Hershel Ginsburg <gi...@netvision.net.il> asked about the impregantion
of a widow with the frozen sperm of her late husband. This technology
has been around for a number of years and I am aware of one individual
who is writing a halakhic article on the subject.  In conversations with
this person, he raised an intriguing question that RHG did not mention:
to whom does the frozen zera belong?  Apparently. R. Yisraeli z.t.l.
addresses the question tangentially in an article in an old volume of
Torah She-be-'al Peh, though I do not recall his conclusion.

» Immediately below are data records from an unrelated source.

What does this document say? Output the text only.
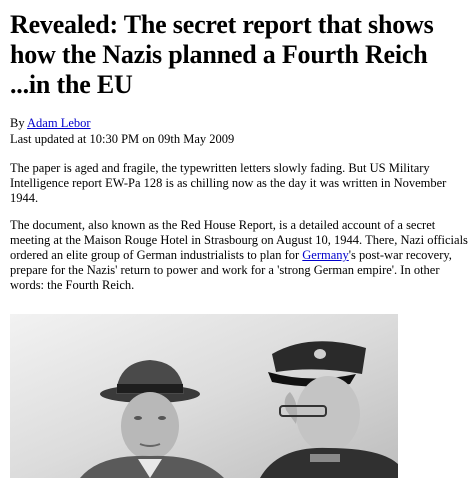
Revealed: The secret report that shows
how the Nazis planned a Fourth Reich
...in the EU
By Adam Lebor
Last updated at 10:30 PM on 09th May 2009

The paper is aged and fragile, the typewritten letters slowly fading. But US Military Intelligence report EW-Pa 128 is as chilling now as the day it was written in November 1944.

The document, also known as the Red House Report, is a detailed account of a secret meeting at the Maison Rouge Hotel in Strasbourg on August 10, 1944. There, Nazi officials ordered an elite group of German industrialists to plan for Germany's post-war recovery, prepare for the Nazis' return to power and work for a 'strong German empire'. In other words: the Fourth Reich.
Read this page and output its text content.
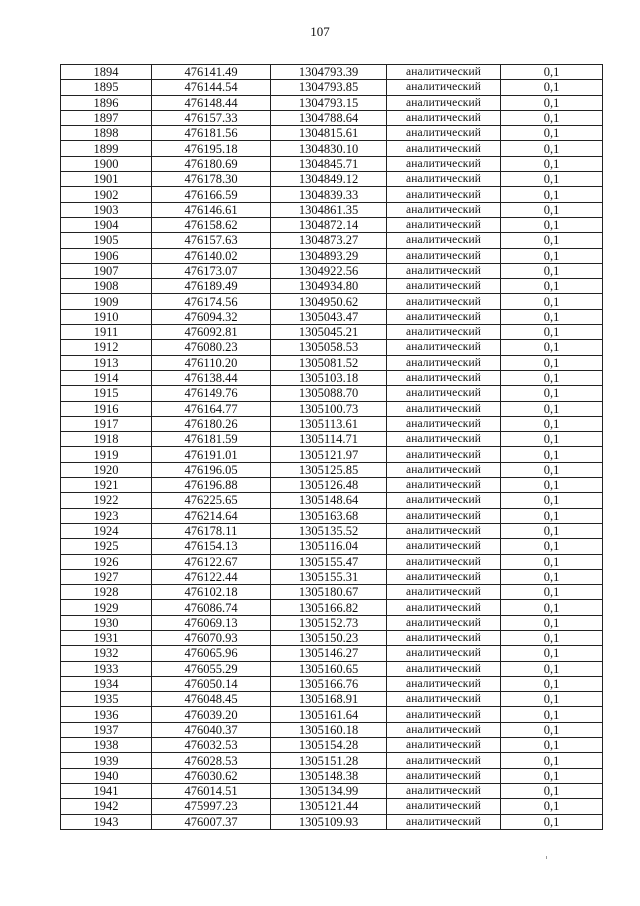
107
1894	476141.49	1304793.39	аналитический	0,1
1895	476144.54	1304793.85	аналитический	0,1
1896	476148.44	1304793.15	аналитический	0,1
1897	476157.33	1304788.64	аналитический	0,1
1898	476181.56	1304815.61	аналитический	0,1
1899	476195.18	1304830.10	аналитический	0,1
1900	476180.69	1304845.71	аналитический	0,1
1901	476178.30	1304849.12	аналитический	0,1
1902	476166.59	1304839.33	аналитический	0,1
1903	476146.61	1304861.35	аналитический	0,1
1904	476158.62	1304872.14	аналитический	0,1
1905	476157.63	1304873.27	аналитический	0,1
1906	476140.02	1304893.29	аналитический	0,1
1907	476173.07	1304922.56	аналитический	0,1
1908	476189.49	1304934.80	аналитический	0,1
1909	476174.56	1304950.62	аналитический	0,1
1910	476094.32	1305043.47	аналитический	0,1
1911	476092.81	1305045.21	аналитический	0,1
1912	476080.23	1305058.53	аналитический	0,1
1913	476110.20	1305081.52	аналитический	0,1
1914	476138.44	1305103.18	аналитический	0,1
1915	476149.76	1305088.70	аналитический	0,1
1916	476164.77	1305100.73	аналитический	0,1
1917	476180.26	1305113.61	аналитический	0,1
1918	476181.59	1305114.71	аналитический	0,1
1919	476191.01	1305121.97	аналитический	0,1
1920	476196.05	1305125.85	аналитический	0,1
1921	476196.88	1305126.48	аналитический	0,1
1922	476225.65	1305148.64	аналитический	0,1
1923	476214.64	1305163.68	аналитический	0,1
1924	476178.11	1305135.52	аналитический	0,1
1925	476154.13	1305116.04	аналитический	0,1
1926	476122.67	1305155.47	аналитический	0,1
1927	476122.44	1305155.31	аналитический	0,1
1928	476102.18	1305180.67	аналитический	0,1
1929	476086.74	1305166.82	аналитический	0,1
1930	476069.13	1305152.73	аналитический	0,1
1931	476070.93	1305150.23	аналитический	0,1
1932	476065.96	1305146.27	аналитический	0,1
1933	476055.29	1305160.65	аналитический	0,1
1934	476050.14	1305166.76	аналитический	0,1
1935	476048.45	1305168.91	аналитический	0,1
1936	476039.20	1305161.64	аналитический	0,1
1937	476040.37	1305160.18	аналитический	0,1
1938	476032.53	1305154.28	аналитический	0,1
1939	476028.53	1305151.28	аналитический	0,1
1940	476030.62	1305148.38	аналитический	0,1
1941	476014.51	1305134.99	аналитический	0,1
1942	475997.23	1305121.44	аналитический	0,1
1943	476007.37	1305109.93	аналитический	0,1
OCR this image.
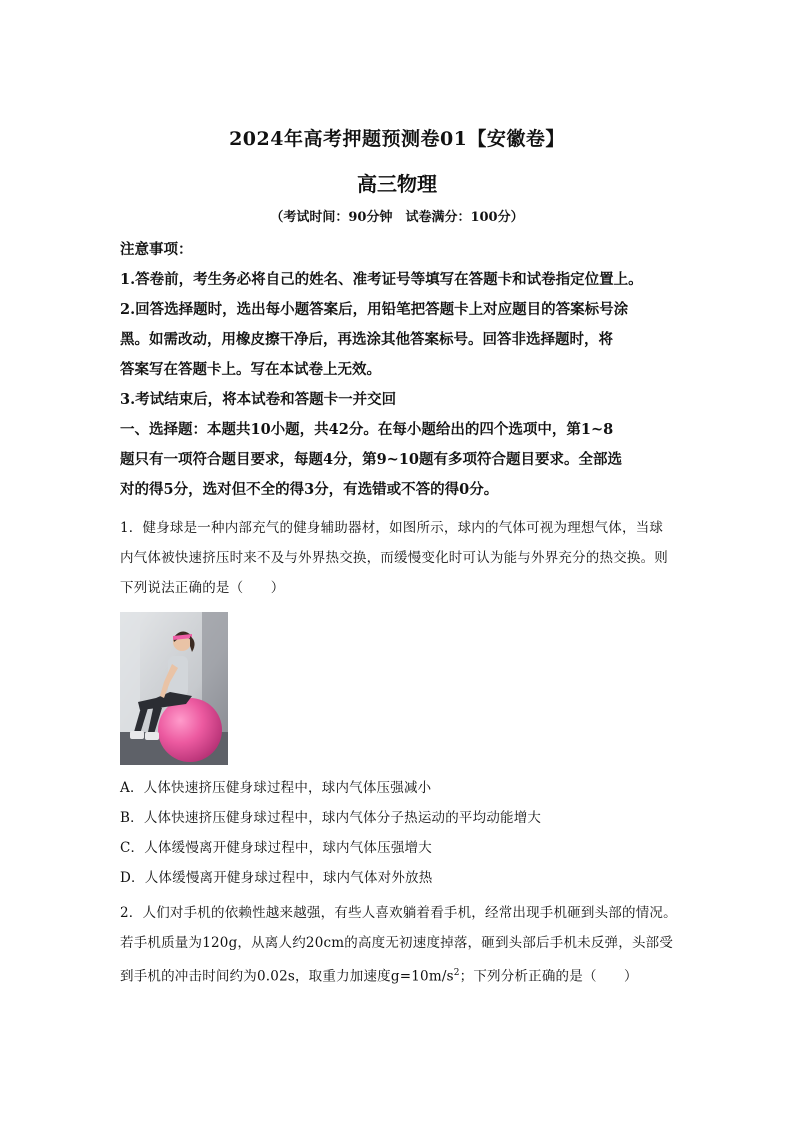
2024年高考押题预测卷01【安徽卷】
高三物理
（考试时间：90分钟　试卷满分：100分）

注意事项：

1.答卷前，考生务必将自己的姓名、准考证号等填写在答题卡和试卷指定位置上。

2.回答选择题时，选出每小题答案后，用铅笔把答题卡上对应题目的答案标号涂

黑。如需改动，用橡皮擦干净后，再选涂其他答案标号。回答非选择题时，将

答案写在答题卡上。写在本试卷上无效。

3.考试结束后，将本试卷和答题卡一并交回

一、选择题：本题共10小题，共42分。在每小题给出的四个选项中，第1~8

题只有一项符合题目要求，每题4分，第9~10题有多项符合题目要求。全部选

对的得5分，选对但不全的得3分，有选错或不答的得0分。

1．健身球是一种内部充气的健身辅助器材，如图所示，球内的气体可视为理想气体，当球

内气体被快速挤压时来不及与外界热交换，而缓慢变化时可认为能与外界充分的热交换。则

下列说法正确的是（　　）

A．人体快速挤压健身球过程中，球内气体压强减小

B．人体快速挤压健身球过程中，球内气体分子热运动的平均动能增大

C．人体缓慢离开健身球过程中，球内气体压强增大

D．人体缓慢离开健身球过程中，球内气体对外放热

2．人们对手机的依赖性越来越强，有些人喜欢躺着看手机，经常出现手机砸到头部的情况。

若手机质量为120g，从离人约20cm的高度无初速度掉落，砸到头部后手机未反弹，头部受

到手机的冲击时间约为0.02s，取重力加速度$g=10m/s^2$；下列分析正确的是（　　）
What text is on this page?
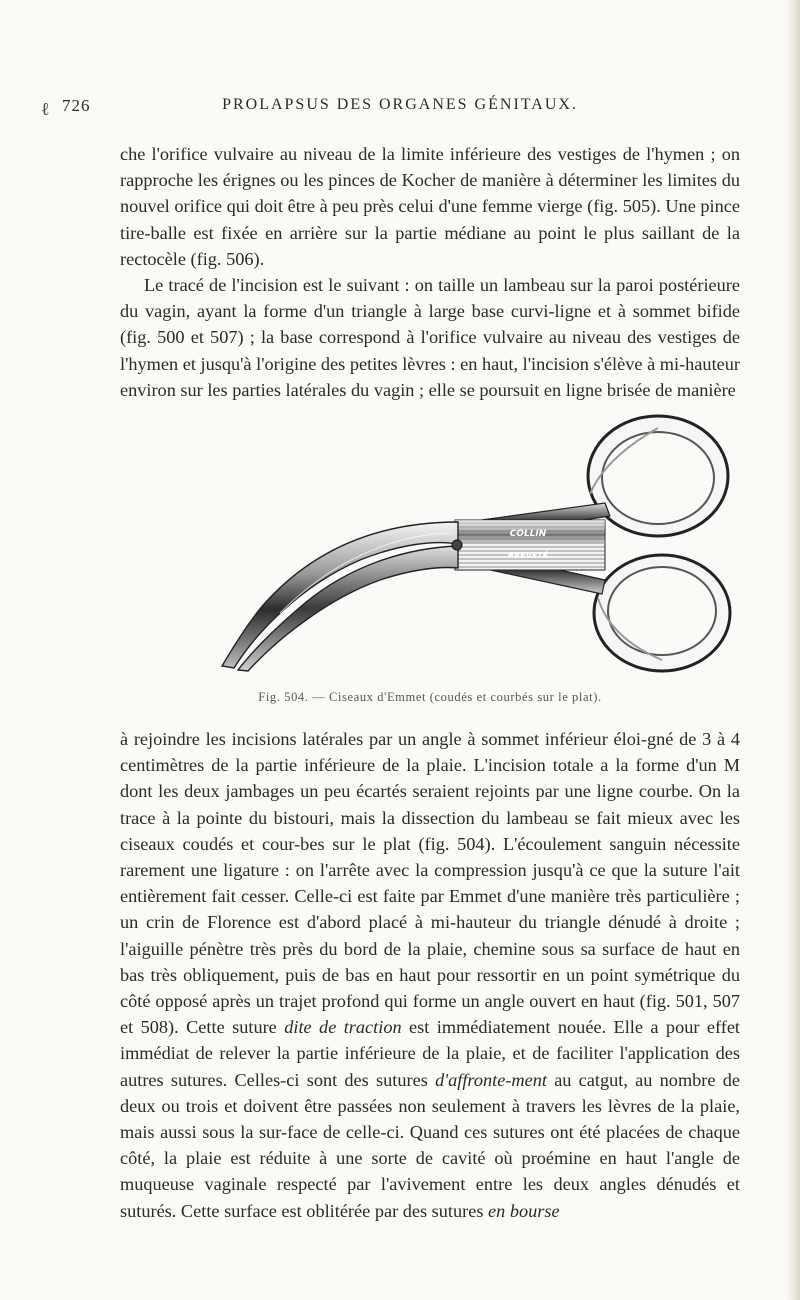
ℓ 726	PROLAPSUS DES ORGANES GÉNITAUX.

che l'orifice vulvaire au niveau de la limite inférieure des vestiges de l'hymen ; on rapproche les érignes ou les pinces de Kocher de manière à déterminer les limites du nouvel orifice qui doit être à peu près celui d'une femme vierge (fig. 505). Une pince tire-balle est fixée en arrière sur la partie médiane au point le plus saillant de la rectocèle (fig. 506).

Le tracé de l'incision est le suivant : on taille un lambeau sur la paroi postérieure du vagin, ayant la forme d'un triangle à large base curvi-ligne et à sommet bifide (fig. 500 et 507) ; la base correspond à l'orifice vulvaire au niveau des vestiges de l'hymen et jusqu'à l'origine des petites lèvres : en haut, l'incision s'élève à mi-hauteur environ sur les parties latérales du vagin ; elle se poursuit en ligne brisée de manière

COLLIN
BREVETÉ
Fig. 504. — Ciseaux d'Emmet (coudés et courbés sur le plat).

à rejoindre les incisions latérales par un angle à sommet inférieur éloi-gné de 3 à 4 centimètres de la partie inférieure de la plaie. L'incision totale a la forme d'un M dont les deux jambages un peu écartés seraient rejoints par une ligne courbe. On la trace à la pointe du bistouri, mais la dissection du lambeau se fait mieux avec les ciseaux coudés et cour-bes sur le plat (fig. 504). L'écoulement sanguin nécessite rarement une ligature : on l'arrête avec la compression jusqu'à ce que la suture l'ait entièrement fait cesser. Celle-ci est faite par Emmet d'une manière très particulière ; un crin de Florence est d'abord placé à mi-hauteur du triangle dénudé à droite ; l'aiguille pénètre très près du bord de la plaie, chemine sous sa surface de haut en bas très obliquement, puis de bas en haut pour ressortir en un point symétrique du côté opposé après un trajet profond qui forme un angle ouvert en haut (fig. 501, 507 et 508). Cette suture dite de traction est immédiatement nouée. Elle a pour effet immédiat de relever la partie inférieure de la plaie, et de faciliter l'application des autres sutures. Celles-ci sont des sutures d'affronte-ment au catgut, au nombre de deux ou trois et doivent être passées non seulement à travers les lèvres de la plaie, mais aussi sous la sur-face de celle-ci. Quand ces sutures ont été placées de chaque côté, la plaie est réduite à une sorte de cavité où proémine en haut l'angle de muqueuse vaginale respecté par l'avivement entre les deux angles dénudés et suturés. Cette surface est oblitérée par des sutures en bourse
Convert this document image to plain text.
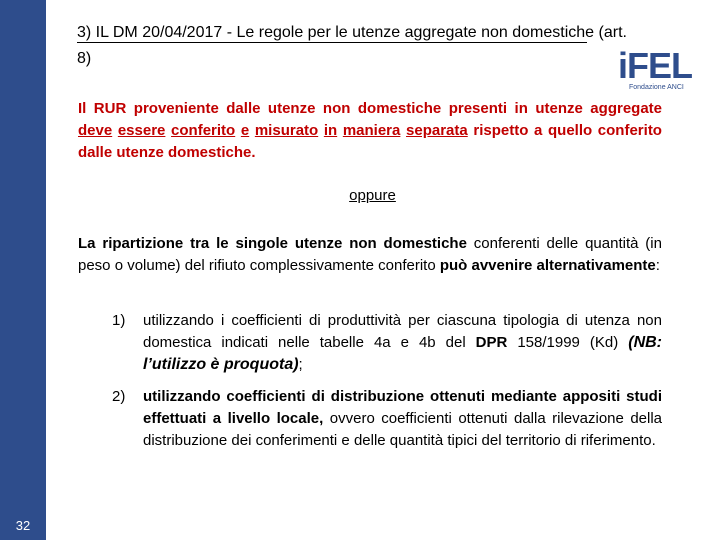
32
3) IL DM 20/04/2017 - Le regole per le utenze aggregate non domestiche (art. 8)	iFEL
Fondazione ANCI
Il RUR proveniente dalle utenze non domestiche presenti in utenze aggregate deve essere conferito e misurato in maniera separata rispetto a quello conferito dalle utenze domestiche.
oppure
La ripartizione tra le singole utenze non domestiche conferenti delle quantità (in peso o volume) del rifiuto complessivamente conferito può avvenire alternativamente:
1) utilizzando i coefficienti di produttività per ciascuna tipologia di utenza non domestica indicati nelle tabelle 4a e 4b del DPR 158/1999 (Kd) (NB: l’utilizzo è proquota);
2) utilizzando coefficienti di distribuzione ottenuti mediante appositi studi effettuati a livello locale, ovvero coefficienti ottenuti dalla rilevazione della distribuzione dei conferimenti e delle quantità tipici del territorio di riferimento.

On the subject of nibbul ha-met, RYGB suggested that this would appear
to be le-to'elet.  To amplify the issue somewhat: when artificial
insemination was first introduced, many posekim weighed in; one of the
issues upon which they diverged was whether one fulfills piryah
ve-rivyah through artificial insemination.  But, even according to those
who conclude that one does fulfill piryah ve-rivyah  through artificial
insemination, in this case, of course, the father is no longer alive and
therefore cannot be mekayyem any mitzvah.  The widow is not mehuyyevet
in the mitzvah of piryah ve-rivyah.  So the question remains: what is
the to'elet in this case?

Two possible answers present themselves: one is the kiyyum of shevet (as
in lo tohu bera'ah, la-shevet yatzerah), i.e., the general injunction to
populate the world.  A number of posekim who rejected the notion that
one fulfills piryah ve-rivyah through artificial insemination
nevertheless agree that one fulfills shevet.  And a woman arguably can
fulfill shevet as well.

Second, mi-sevara one can argue that artifical insemination in this case
represents a new method of hakamat zera ha-met.  This works only by
analogy, of course, and would require the imprimatur of a world-class
posek.

Regarding some of the yibbum issues mentioned by RHG:

As R. Harry Maryles has pointed out, R. Moshe Feinstein holds that there
is no issue of giluy arayot in the case of artificial insemination,
because there is no ma'aseh bi'ah; this view is also held by the Seridei
Esh, R. Ovadyah Yosef, R. Uziel and R. Shelomo Zalman Auerbach.  While a
substantial number of earlier posekim disagreed, the contemporary
consensus follows the mekilim.  On this basis, I would suggest that the
woman could undergo artificial insemination prior to halitzah, but that
a hiyyuv of halitzah would still exist afterward.  On the other hand,
there would be no possibility of mamzerut in such a case.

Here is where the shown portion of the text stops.